Calorimeter-Based Triggers at the ATLAS Detector for Searches for Supersymmetry in Zero-Lepton Final States

TL;DR

This paper analyzes ATLAS detector data to search for supersymmetry in zero-lepton final states, evaluates trigger efficiencies, and develops a model for fake missing transverse energy contributions, extending exclusion limits in supergravity models.

Contribution

It introduces a comprehensive study of trigger efficiencies and a universal model for fake missing energy, improving the understanding of trigger performance in supersymmetry searches.

Findings

No excess over Standard Model background was observed.

The trigger efficiency measurement methods were validated and improved.

A model accurately predicts trigger rates at low thresholds, but underestimates at higher thresholds.

Abstract

This thesis consists of three closely related parts. An analysis of data recorded by the ATLAS detector in 2010 in proton-proton collisions at a center-of-mass energy of 7 TeV with an integrated luminosity of 33.4/pb is performed, searching for supersymmetric final states containing jets and missing transverse energy and no electrons or muons (zero-lepton channel). No excess over the Standard Model background expectation is observed. Using the CLs and PLR methods, exclusion limits are set in two different supergravity models. These considerably extend the excluded parameter ranges from earlier experiments. The rates and efficiencies of triggers based on combined signatures with jets plus missing transverse energy in ATLAS are studied, which are the primary triggers for the search for Supersymmetry in the zero-lepton channel.

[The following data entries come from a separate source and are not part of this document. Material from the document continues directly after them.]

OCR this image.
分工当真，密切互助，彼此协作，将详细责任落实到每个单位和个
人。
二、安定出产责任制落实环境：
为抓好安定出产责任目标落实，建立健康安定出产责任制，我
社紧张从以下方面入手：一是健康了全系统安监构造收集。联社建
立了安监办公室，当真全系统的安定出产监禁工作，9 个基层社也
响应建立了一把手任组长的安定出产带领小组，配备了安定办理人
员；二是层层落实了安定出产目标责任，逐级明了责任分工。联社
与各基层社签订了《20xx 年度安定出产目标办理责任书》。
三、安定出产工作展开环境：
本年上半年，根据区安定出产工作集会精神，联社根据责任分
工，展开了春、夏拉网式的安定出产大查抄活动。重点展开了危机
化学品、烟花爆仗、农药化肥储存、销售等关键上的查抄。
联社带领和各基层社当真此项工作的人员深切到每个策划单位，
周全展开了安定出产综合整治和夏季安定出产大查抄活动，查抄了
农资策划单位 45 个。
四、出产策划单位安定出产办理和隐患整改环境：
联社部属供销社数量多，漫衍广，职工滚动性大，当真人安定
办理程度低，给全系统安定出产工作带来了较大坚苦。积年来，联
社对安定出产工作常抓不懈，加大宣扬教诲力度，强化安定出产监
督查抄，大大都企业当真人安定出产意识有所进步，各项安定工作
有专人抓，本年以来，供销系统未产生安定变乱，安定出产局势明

For the measurement of the efficiencies in data collected in 2010 and 2011, the bootstrap method is applied. Different sample triggers based on jets and missing transverse energy are compared and their efficiencies are measured. A reweighting approach is used to correct for the bias from the propagation of the uncertainties in the bootstrap method. A universal model is developed to describe the contribution of fake missing transverse energy from resolution effects to the rates of missing transverse energy triggers as function of the level of in-time pile-up, i.e. the number of concurrent proton-proton interactions. The input parameters are tuned to the properties of the ATLAS trigger system, and the model predictions are compared to measurements of trigger rates in ATLAS. Good agreement is found for low thresholds for which the rates are dominated by resolution effects, whereas the rates for higher thresholds are underestimated due to additional sources of fake and real missing transverse energy, which are not incorporated in the model.